Why don't other programming languages have ranges?

Walter Bright newshound2 at digitalmars.com
Tue Jul 27 14:51:11 PDT 2010


dsimcha wrote:
> But the point is that redundancy is probably the **cheapest, most efficient** way
> to get ultra-high reliability.

It also works incredibly well. Airliners use a dual path system, which means 
that no single failure can bring it down. If it didn't work, the skies would be 
raining airplanes.

Triple path systems add a great deal of cost, with only a negligible increase in 
safety.


> Yes, cost matters even when people's lives are at stake.

If the FAA required a triple path system in airliners, likely the airplane would 
be so heavy it could barely lift itself, let alone have a payload.

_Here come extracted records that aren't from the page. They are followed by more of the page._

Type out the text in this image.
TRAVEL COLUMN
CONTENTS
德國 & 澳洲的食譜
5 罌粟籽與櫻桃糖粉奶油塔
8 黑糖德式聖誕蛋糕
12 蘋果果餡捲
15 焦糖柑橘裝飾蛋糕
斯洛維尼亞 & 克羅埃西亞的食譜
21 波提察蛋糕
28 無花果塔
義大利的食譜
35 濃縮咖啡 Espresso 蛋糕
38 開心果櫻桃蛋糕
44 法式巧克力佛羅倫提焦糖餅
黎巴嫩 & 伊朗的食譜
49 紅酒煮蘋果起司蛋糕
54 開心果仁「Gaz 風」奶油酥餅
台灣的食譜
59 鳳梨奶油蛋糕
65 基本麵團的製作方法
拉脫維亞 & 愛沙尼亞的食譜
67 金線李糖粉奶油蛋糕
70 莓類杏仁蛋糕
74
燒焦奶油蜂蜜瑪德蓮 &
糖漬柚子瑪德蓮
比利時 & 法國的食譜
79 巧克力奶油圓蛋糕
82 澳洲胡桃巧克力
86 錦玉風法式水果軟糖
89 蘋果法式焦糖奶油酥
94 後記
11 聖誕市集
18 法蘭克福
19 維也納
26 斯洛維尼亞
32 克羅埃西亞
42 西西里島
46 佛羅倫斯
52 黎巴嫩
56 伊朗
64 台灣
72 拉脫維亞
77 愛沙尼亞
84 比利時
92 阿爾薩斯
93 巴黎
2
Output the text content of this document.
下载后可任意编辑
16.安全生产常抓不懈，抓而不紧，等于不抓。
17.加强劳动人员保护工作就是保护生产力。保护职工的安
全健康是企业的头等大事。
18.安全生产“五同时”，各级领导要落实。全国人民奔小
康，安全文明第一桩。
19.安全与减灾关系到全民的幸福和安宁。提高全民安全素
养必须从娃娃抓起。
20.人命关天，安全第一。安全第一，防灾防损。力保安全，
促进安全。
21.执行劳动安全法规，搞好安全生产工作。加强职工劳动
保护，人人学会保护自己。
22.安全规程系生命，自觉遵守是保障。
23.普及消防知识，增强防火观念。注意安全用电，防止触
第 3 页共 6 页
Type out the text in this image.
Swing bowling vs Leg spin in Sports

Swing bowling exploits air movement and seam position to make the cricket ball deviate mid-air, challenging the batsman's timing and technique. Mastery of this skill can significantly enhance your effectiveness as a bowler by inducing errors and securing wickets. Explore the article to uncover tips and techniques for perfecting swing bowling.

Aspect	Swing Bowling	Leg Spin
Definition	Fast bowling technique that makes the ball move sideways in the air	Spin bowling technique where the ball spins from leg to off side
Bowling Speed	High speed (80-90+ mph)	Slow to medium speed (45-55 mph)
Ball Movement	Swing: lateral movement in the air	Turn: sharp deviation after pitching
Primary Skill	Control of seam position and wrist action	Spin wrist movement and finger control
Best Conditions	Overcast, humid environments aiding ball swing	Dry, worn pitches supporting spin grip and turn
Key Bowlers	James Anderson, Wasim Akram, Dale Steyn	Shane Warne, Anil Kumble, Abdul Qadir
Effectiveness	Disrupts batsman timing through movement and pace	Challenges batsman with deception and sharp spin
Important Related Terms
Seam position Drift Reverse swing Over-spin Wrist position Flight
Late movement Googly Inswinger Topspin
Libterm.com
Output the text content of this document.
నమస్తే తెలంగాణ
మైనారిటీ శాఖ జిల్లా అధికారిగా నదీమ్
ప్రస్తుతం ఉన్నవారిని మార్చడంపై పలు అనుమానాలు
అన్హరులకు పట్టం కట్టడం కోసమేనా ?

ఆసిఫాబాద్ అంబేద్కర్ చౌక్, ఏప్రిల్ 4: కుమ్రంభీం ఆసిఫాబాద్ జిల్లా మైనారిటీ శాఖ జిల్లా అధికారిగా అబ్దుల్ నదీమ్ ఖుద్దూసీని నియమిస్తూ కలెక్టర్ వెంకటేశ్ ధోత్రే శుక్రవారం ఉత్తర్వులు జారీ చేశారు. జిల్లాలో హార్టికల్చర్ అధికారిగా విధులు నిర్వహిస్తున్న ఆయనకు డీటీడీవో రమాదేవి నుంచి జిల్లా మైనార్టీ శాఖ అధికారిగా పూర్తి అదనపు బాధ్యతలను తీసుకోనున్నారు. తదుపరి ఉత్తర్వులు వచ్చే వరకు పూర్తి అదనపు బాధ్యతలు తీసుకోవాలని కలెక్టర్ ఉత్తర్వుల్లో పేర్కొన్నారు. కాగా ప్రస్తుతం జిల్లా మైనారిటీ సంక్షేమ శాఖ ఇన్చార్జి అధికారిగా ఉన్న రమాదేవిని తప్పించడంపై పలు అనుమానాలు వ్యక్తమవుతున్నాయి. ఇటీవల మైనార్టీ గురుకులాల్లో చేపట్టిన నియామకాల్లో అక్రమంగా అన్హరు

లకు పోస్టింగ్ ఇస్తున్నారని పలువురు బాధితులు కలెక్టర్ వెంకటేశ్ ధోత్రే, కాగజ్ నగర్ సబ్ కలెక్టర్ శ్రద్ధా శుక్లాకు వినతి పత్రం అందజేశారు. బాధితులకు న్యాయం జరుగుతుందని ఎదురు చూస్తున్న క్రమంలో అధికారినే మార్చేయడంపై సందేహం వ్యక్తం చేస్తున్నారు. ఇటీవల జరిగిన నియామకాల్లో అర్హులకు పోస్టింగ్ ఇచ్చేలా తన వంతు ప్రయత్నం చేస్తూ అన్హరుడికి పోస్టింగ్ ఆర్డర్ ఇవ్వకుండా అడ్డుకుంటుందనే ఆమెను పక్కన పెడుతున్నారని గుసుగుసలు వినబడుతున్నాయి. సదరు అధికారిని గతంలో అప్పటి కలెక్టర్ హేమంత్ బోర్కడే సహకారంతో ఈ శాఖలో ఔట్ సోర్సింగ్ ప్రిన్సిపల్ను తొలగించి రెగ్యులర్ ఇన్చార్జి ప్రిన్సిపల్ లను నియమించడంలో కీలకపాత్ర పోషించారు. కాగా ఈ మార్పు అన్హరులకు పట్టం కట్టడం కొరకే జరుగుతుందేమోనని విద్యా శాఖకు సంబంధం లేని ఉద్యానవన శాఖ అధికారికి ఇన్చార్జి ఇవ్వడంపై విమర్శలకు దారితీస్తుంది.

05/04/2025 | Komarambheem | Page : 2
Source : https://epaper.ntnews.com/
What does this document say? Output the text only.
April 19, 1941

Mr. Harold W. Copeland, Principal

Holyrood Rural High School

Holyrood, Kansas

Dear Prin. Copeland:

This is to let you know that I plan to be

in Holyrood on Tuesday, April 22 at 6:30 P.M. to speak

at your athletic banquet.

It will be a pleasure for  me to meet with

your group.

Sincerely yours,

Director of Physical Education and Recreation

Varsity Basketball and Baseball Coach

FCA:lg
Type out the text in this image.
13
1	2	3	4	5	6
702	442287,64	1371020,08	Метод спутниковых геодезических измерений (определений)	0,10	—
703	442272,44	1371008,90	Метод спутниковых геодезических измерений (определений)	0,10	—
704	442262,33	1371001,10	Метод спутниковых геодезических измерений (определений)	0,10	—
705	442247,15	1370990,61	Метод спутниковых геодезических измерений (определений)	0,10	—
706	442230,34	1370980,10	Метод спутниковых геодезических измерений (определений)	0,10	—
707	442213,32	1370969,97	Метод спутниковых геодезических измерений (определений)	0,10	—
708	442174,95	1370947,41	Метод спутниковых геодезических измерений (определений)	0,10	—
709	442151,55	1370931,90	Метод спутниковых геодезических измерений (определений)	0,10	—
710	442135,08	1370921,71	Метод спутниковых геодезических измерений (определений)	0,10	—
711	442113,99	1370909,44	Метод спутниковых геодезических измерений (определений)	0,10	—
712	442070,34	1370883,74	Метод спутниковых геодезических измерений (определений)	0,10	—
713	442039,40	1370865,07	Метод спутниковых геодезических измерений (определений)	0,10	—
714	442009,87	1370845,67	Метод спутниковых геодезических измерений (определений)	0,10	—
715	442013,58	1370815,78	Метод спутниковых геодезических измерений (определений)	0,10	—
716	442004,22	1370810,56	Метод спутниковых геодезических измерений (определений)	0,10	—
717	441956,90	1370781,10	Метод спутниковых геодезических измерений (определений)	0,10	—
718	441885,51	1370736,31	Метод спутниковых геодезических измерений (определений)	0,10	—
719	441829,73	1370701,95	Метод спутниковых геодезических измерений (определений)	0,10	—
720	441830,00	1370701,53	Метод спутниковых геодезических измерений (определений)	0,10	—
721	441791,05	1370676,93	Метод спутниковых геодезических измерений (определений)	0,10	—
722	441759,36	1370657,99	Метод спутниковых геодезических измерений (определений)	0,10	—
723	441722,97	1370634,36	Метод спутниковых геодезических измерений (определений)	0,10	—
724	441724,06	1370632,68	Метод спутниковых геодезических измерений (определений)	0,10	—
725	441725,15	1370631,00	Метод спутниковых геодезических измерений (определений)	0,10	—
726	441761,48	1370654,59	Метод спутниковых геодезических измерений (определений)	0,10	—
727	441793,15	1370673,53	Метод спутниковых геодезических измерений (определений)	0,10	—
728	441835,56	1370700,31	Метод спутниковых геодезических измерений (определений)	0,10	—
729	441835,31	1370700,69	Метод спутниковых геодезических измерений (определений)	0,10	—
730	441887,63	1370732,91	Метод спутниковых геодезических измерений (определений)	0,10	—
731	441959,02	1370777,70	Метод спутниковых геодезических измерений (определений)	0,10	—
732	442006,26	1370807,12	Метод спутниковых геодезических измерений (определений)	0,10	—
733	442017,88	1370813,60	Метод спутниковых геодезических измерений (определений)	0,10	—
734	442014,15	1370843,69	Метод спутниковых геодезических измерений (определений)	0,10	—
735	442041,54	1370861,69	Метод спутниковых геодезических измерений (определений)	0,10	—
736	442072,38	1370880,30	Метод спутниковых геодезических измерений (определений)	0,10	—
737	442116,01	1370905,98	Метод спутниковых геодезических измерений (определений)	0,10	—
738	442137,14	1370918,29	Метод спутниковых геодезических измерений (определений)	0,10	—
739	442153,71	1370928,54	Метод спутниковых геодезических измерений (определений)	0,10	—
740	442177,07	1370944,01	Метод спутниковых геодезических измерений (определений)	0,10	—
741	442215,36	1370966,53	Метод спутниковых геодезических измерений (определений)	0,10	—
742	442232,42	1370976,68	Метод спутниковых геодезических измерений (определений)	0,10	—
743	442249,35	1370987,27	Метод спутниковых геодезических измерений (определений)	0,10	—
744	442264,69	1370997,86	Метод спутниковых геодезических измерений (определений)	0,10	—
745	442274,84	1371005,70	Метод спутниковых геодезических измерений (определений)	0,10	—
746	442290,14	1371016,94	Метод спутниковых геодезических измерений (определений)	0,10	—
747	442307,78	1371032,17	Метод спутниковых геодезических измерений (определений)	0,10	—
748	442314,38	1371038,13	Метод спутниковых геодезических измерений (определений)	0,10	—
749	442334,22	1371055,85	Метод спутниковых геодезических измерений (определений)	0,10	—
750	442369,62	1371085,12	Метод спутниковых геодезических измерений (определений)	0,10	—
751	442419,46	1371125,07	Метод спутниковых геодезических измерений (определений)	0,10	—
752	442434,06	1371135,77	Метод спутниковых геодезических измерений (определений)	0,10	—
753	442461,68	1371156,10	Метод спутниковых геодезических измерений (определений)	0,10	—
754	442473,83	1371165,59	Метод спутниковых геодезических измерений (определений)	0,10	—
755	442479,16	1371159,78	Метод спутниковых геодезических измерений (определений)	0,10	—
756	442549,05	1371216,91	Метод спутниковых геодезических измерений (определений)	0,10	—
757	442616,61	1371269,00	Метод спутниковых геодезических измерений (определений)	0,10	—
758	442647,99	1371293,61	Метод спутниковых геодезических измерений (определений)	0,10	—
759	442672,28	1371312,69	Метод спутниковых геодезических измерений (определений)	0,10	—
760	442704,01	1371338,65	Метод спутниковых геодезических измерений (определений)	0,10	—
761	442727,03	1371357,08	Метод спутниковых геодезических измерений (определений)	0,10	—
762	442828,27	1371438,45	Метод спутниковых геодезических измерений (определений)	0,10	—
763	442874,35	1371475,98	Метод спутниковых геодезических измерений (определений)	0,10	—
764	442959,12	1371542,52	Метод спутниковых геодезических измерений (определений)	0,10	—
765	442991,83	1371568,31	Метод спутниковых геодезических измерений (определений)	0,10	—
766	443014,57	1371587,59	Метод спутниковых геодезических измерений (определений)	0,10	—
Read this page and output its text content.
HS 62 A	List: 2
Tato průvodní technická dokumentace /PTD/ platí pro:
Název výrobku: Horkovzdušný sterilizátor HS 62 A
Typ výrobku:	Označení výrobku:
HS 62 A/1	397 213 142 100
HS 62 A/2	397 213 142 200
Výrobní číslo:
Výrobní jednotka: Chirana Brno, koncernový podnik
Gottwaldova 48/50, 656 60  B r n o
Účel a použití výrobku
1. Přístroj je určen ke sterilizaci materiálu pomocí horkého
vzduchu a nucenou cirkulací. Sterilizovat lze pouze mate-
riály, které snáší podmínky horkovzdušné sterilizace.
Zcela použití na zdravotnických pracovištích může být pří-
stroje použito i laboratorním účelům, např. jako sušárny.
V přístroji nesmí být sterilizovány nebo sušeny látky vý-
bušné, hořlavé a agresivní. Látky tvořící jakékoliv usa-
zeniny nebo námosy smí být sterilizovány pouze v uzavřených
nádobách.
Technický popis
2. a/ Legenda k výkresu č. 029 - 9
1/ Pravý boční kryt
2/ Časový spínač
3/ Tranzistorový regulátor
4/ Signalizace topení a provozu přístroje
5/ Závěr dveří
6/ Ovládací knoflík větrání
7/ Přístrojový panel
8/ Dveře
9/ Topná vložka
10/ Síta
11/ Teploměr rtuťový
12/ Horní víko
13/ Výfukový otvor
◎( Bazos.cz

> If, on the other hand, you have redundancy, you're at least as strong as your
> strongest link because only one system needs to work.  Assuming the systems were
> designed by independent teams and have completely different weak points, we can
> assume their failures are statistically independent.  Assume we have m redundant
> systems each with probability p_s of failing in some way or another.  Then the
> probability of the whole thing failing is:
> 
> product_i = 1 to m(p_s), or the probability that ALL of your redundant systems
> fail.  Assuming they're all decent and designed independently, with different weak
> points, they probably aren't going to fail at the same time.
> 
> For example, if each redundant system really sucks and has a 5% chance of failure,
> then the probability that they both fail and you're up the creek is only 0.25%.

Yup. The important thing to make this work is to avoid coupling, where a failure 
in one path causes the other path to fail as well. This can be tricky to get right.

Coupling is why a process attempting to diagnose and fix its own bugs is doomed.